Spain to exhume bodies of civil war victims at Valley of the Fallen

The Spanish government on Tuesday approved a special fund to exhume graves at the Valley of the Fallen, where thousands of victims of the Spanish Civil War and dictator Francisco Franco are buried.

Spain to exhume bodies of civil war victims at Valley of the Fallen
Women hold up pictures of their fathers and relatives, who were condemned to death during Franco’s dictatorship. Photo: OSCAR DEL POZO/AFP

The Socialist government said it had set aside €665,000 ($780,000) to exhume some 33,000 victims whose remains lie behind a vast basilica near Madrid.

Franco was buried in the basilica when he died in 1975 but his remains were removed in 2019 and transferred to a discreet family plot on the outskirts of the capital.

Government spokesperson Maria Jesus Montera told reporters that more than 60 families and international institutions had called for the exhumation of the victims to give relatives who suffered during the civil war and Franco’s dictatorship “moral reparation”.

Campaigners estimate more than 100,000 victims from the war and its aftermath remain buried in unmarked graves across Spain —- a figure, according to Amnesty International, only exceeded by Cambodia.

Human remains discovered during exhumation works carried out by the Association for the Recovery of Historical Memory of Valladolid, in a mass grave where the bodies of hundreds of people were dumped during the Spanish civil war.

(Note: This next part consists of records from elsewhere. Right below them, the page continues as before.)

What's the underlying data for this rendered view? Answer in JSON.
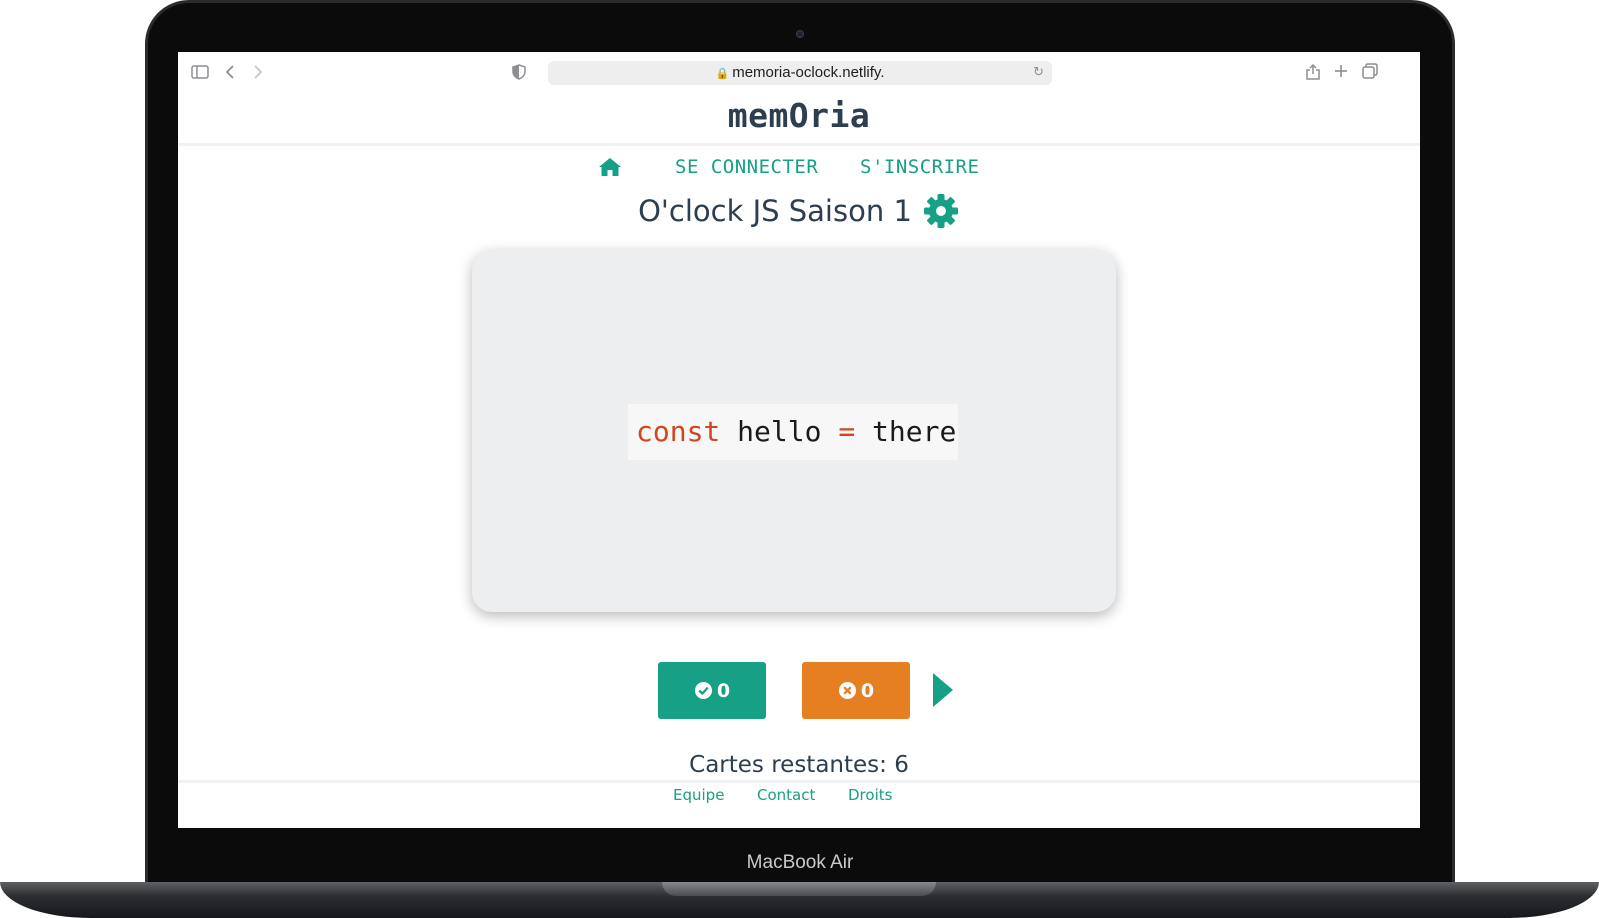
{
  "device": {
    "label": "MacBook Air"
  },
  "browser": {
    "url": "memoria-oclock.netlify.",
    "icons": [
      "sidebar-icon",
      "back-icon",
      "forward-icon",
      "shield-icon",
      "lock-icon",
      "reload-icon",
      "share-icon",
      "new-tab-icon",
      "tabs-icon"
    ]
  },
  "app": {
    "title": "memOria",
    "nav": {
      "home_icon": "home-icon",
      "login_label": "SE CONNECTER",
      "signup_label": "S'INSCRIRE"
    },
    "deck": {
      "title": "O'clock JS Saison 1",
      "settings_icon": "gear-icon"
    },
    "card": {
      "code_keyword": "const",
      "code_identifier": "hello",
      "code_operator": "=",
      "code_value": "there"
    },
    "score": {
      "correct_count": "0",
      "wrong_count": "0",
      "correct_icon": "check-circle-icon",
      "wrong_icon": "times-circle-icon",
      "next_icon": "play-icon"
    },
    "remaining_label": "Cartes restantes: 6",
    "footer": {
      "team_label": "Equipe",
      "contact_label": "Contact",
      "rights_label": "Droits"
    }
  },
  "colors": {
    "accent": "#16a085",
    "warning": "#e67e22",
    "text": "#2c3e50",
    "card_bg": "#eceeef",
    "code_keyword": "#d2461e"
  }
}
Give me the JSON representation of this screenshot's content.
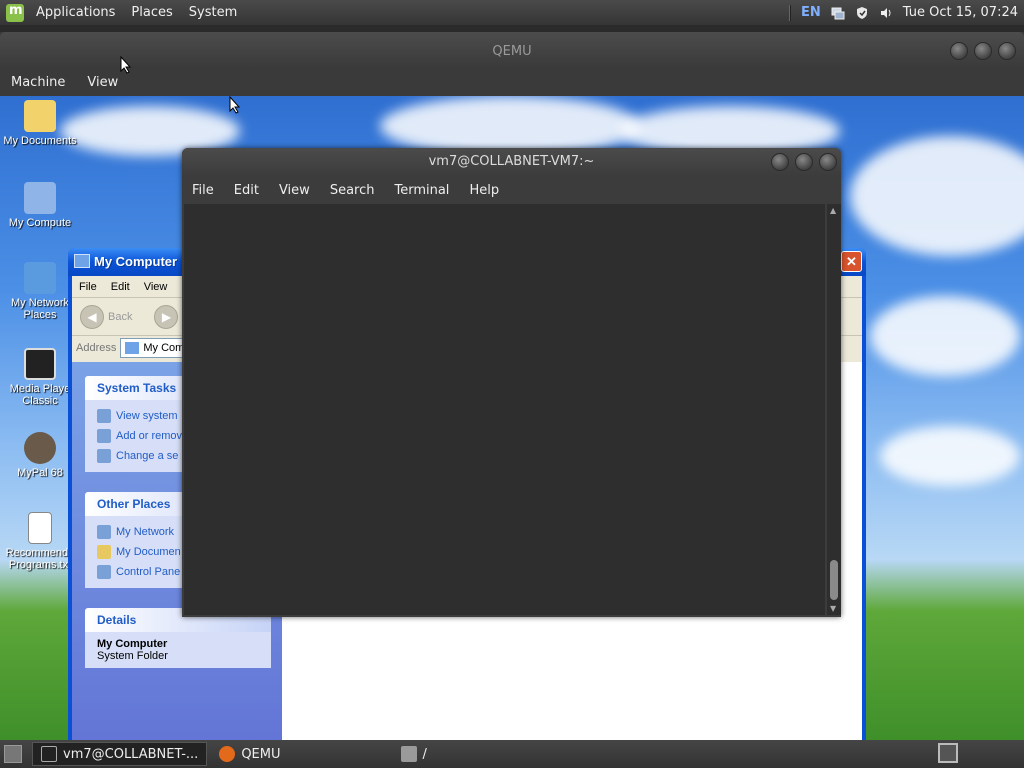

Photo by CESAR MANSO/AFP

Built between 1940 and 1958 partly by the forced labour of political prisoners, the imposing basilica and the mausoleum of the Valley of the Fallen was initially intended for those who had fought for Franco.

But in 1959 the remains of many Republican opponents were moved there from cemeteries and mass graves across the country without their families being informed.

The crypts and ossuaries where some of the victims are buried are inaccessible as they were walled off at the time.

Socialist Prime Minister Pedro Sanchez has made the rehabilitation of the victims of the Franco era one of his priorities since coming to power in 2018.

As well as the Valley of the Fallen, his government is also focusing on identifying remains founds in mass graves across Spain.